Beyer a également reconnu la dette considérable du festival envers ses programmateurs. "Étant donné que nous tous, y compris les fonds, la presse et le public, dépendons grandement de la sélection des programmateurs des festivals, je pense qu'il est crucial qu'ils soient traités et rémunérés en conséquence."
Comme annoncé le 14 avril, l'IFFR réduira son équipe de base de 15 % et réorganisera les membres restants du personnel en cinq divisions : contenu, communication et audience, financement et croissance de l'entreprise, affaires commerciales et opérations.

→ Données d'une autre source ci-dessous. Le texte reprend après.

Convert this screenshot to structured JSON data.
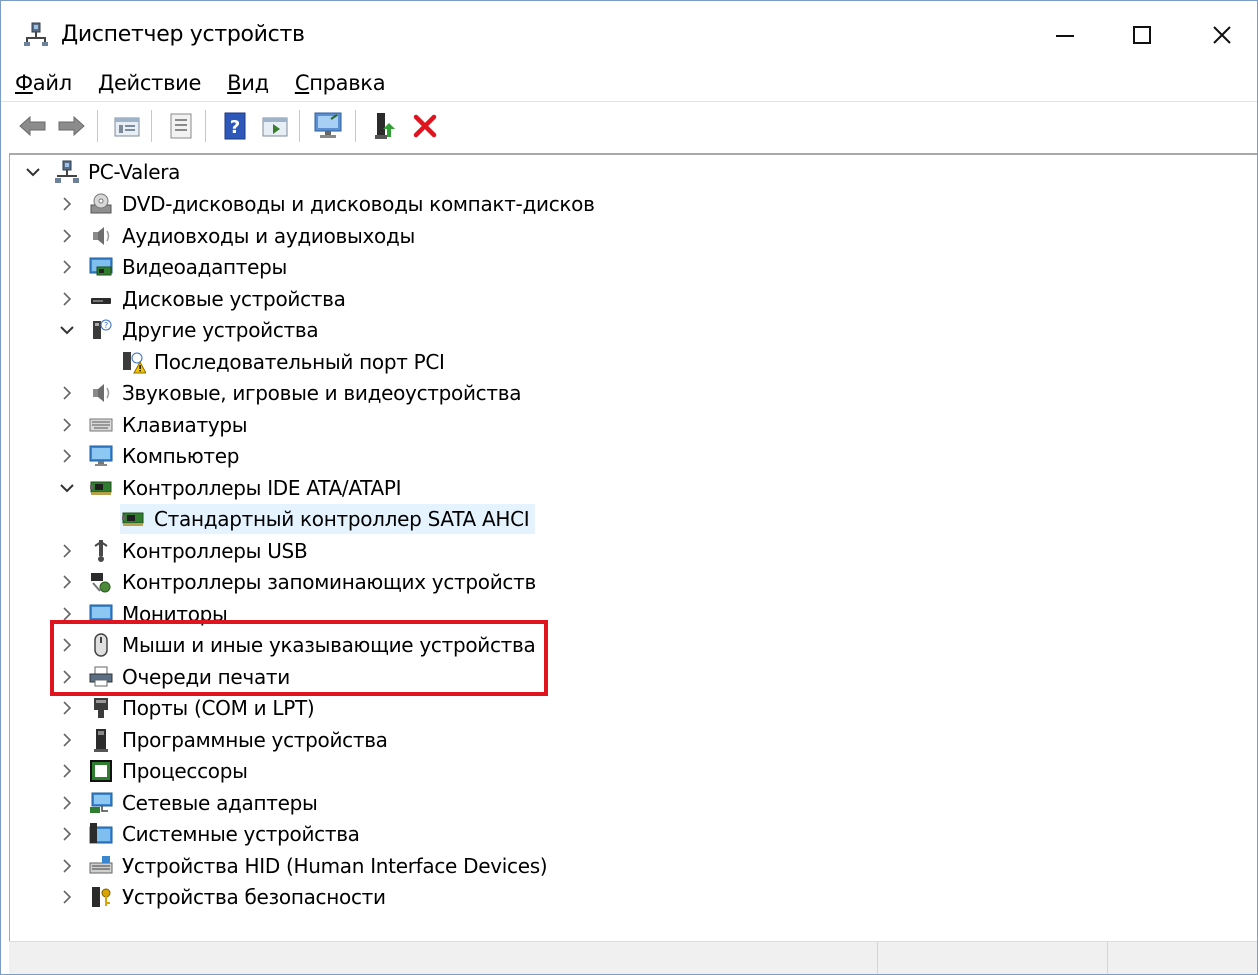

Cela est dû à une diminution de 2 millions d'euros de son budget annuel, passant de 9,8 millions d'euros en 2020, la dernière année où le festival s'est déroulé sous forme d'événement physique, à 6,7 millions d'euros en 2021. Le festival a déclaré qu'il n'avait pas de chiffre confirmé pour 2022, mais le budget prévisionnel pour 2023 est de 7,8 M?.
L’IFFR a ressenti des difficultés financières en grande partie à cause de la pandémie qui a vu deux éditions en 2021 et 2022 se dérouler en ligne. Les ventes de billets perdues pendant la pandémie auraient mis un gros trou dans les finances du festival. En termes d'audience, l'IFFR reste l'un des plus grands festivals publics au monde. Son édition 2020, la plus récente édition physique complète avant la pandémie, a enregistré 340 000 visites.
Mais des sources suggèrent que de nombreux membres du personnel auraient été prêts à accepter une réduction de salaire de 15 % plutôt que de voir leur emploi supprimé.
Débat public
L'IFFR est un événement culturel apprécié et populaire aux Pays-Bas et divers journaux néerlandais l'ont commenté, rendant le débat public.
Sous le titre "Baiser de la mort", le magazine cinématographique Filmkrant a qualifié la semaine dernière les nouveautés du festival de "mauvais développement".
« Ce message a fait l'effet d'une bombe » a déclaré l'agence de presse culturelle Cultuurpress. « Que se passe-t-il à Rotterdam ? L’IFFR sera-t-il encore ce festival pionnier où la distance entre public et créateur est si petite ? Le festival où l'on peut voir des petits films fragiles, découvrir de nouveaux réalisateurs et voir des choses qu'on ne comprend pas mais qui nous fascinent ?
De son côté, le quotidien NRC a évoqué des « troubles » au festival en raison de réductions et de départs de personnel, notant qu'au cours des deux dernières années, "au moins 40 personnes ont quitté l'organisation du Festival international du film de Rotterdam".
L’une des inquiétudes évoquées par les observateurs est que l’IFFR risque de perdre son lien traditionnellement fort avec le public local. Les programmeurs et cadres de longue date qui quittent l'organisation sont majoritairement néerlandais.
Il est désormais envisagé que l'IFFR s'appuie sur des programmeurs indépendants, dont beaucoup viennent de l'étranger.
Le festival poursuit les négociations pour de nouveaux rôles dans l'équipe, recrutant et finalisant activement les offres et les nouvelles embauches, la nouvelle équipe devant être annoncée à Cannes le 19 mai.
« Je comprends la logique d'utiliser un pool de programmeurs indépendants plutôt que des programmeurs à long terme. Mais il sera intéressant de voir comment l'IFFR conserve à la fois la saveur locale néerlandaise et le réseau à long terme. dit Beyer.
« Il est difficile de modifier la programmation d'un grand festival sans faire des choix drastiques. Ce n'est pas un bateau facile à diriger? ajouta Beyer. "Cela peut avoir un coût, mais vous devez constamment vous réinventer et trouver un équilibre entre garder l'ADN du festival intact et innover."